Hence its final recommendation was in the following terms:
"8.47 The Joint Standing Committee on Treaties recommends that, if there are negotiations for an across countries agreement for the regulation of international capital:
• the Department of the Prime Minister and Cabinet assume the lead role in coordinating the Australian Government's negotiations;
• the Department of the Prime Minister and Cabinet actively and effectively involve all relevant Commonwealth agencies from the beginning of any negotiations;
• the Department of the Prime Minister and Cabinet ensure that all Australians have the opportunity to put their views on all aspects of any negotiating text as part of an open and public process, and
• from the beginning of any negotiations towards such an agreement, the Department of the Prime Minister and Cabinet forward written reports on a six monthly basis to the Committee about their content and progress."
Ideology and the Department of Treasury
The rebuke received by the Department of Treasury and the recommendation that it be removed from its lead role in across-countries agreements for the regulation of international capital represent an extraordinary lack of confidence in its actions. It is extremely rare for a government department to be criticised and dealt with in this way.

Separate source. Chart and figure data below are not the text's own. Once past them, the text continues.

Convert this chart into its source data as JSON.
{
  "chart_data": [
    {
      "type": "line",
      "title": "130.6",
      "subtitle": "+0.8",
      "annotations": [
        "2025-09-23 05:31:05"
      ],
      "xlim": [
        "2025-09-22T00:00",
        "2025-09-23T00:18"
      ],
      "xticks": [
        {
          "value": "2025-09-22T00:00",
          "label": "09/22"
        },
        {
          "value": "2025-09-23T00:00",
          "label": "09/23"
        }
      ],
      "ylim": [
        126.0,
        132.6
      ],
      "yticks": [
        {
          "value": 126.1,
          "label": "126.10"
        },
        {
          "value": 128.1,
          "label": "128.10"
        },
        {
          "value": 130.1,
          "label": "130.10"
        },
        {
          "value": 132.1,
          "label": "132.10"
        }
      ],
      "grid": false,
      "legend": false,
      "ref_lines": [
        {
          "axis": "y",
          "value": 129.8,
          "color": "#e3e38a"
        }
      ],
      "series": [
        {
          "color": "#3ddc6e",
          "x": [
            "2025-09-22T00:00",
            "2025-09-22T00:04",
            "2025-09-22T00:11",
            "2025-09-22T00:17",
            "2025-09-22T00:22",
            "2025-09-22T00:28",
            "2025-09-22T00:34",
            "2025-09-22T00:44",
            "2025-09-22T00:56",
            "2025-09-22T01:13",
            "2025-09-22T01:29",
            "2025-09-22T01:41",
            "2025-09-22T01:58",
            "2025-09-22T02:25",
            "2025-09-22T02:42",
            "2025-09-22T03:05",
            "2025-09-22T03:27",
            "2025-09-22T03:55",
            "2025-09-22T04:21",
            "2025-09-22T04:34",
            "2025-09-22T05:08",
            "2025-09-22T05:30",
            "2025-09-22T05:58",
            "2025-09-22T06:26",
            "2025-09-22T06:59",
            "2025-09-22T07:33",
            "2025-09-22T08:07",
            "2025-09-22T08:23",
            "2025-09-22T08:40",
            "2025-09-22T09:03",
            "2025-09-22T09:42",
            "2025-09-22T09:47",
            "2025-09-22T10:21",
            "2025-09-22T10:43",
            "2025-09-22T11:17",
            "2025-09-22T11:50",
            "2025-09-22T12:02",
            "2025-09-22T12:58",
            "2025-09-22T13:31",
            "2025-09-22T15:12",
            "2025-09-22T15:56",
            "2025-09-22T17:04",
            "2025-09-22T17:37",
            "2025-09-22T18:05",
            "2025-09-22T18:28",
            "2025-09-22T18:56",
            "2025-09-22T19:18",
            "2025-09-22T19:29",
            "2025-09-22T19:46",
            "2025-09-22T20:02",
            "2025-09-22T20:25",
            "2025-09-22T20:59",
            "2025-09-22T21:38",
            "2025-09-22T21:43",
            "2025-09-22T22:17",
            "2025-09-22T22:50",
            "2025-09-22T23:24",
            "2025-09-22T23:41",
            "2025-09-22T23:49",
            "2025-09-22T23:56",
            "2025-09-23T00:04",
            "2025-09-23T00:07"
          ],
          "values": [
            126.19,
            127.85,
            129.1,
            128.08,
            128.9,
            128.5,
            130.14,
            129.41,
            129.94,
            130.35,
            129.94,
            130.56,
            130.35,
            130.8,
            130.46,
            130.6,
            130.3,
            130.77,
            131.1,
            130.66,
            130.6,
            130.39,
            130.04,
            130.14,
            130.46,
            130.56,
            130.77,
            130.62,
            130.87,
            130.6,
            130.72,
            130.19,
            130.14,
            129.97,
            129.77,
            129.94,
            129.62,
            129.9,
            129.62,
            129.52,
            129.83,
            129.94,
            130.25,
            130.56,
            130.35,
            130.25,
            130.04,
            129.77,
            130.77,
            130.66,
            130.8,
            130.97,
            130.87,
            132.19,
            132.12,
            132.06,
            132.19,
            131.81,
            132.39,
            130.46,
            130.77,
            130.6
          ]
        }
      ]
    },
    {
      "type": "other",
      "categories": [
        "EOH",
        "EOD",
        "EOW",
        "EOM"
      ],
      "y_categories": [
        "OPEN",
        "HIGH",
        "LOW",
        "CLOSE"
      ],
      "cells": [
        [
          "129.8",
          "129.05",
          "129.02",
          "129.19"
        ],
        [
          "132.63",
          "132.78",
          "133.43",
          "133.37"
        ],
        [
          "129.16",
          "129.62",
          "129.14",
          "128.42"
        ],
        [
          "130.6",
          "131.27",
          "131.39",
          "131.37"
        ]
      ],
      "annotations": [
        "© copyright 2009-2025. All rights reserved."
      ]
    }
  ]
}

But what is no longer surprising is the Treasury's attitude of superiority and its desire to promote globalism, despite the fact that globalism (in the sense that all or virtually all trade and financial barriers are to be abrogated) appears to favour the United States and certain Asian countries more than Australia.
The essential difficulty is the perception that the Department of Treasury is untrustworthy. Some of its views may well be correct, but its strongly ideological bent and its preparedness to conceal what it is doing to accomplish its purposes are a matter for extreme concern.
The difficulties that are raised by globalisation are profound. They should be considered by careful and balanced officers, not by ideologues. Regrettably it is no longer possible to have confidence in the Treasury in these matters.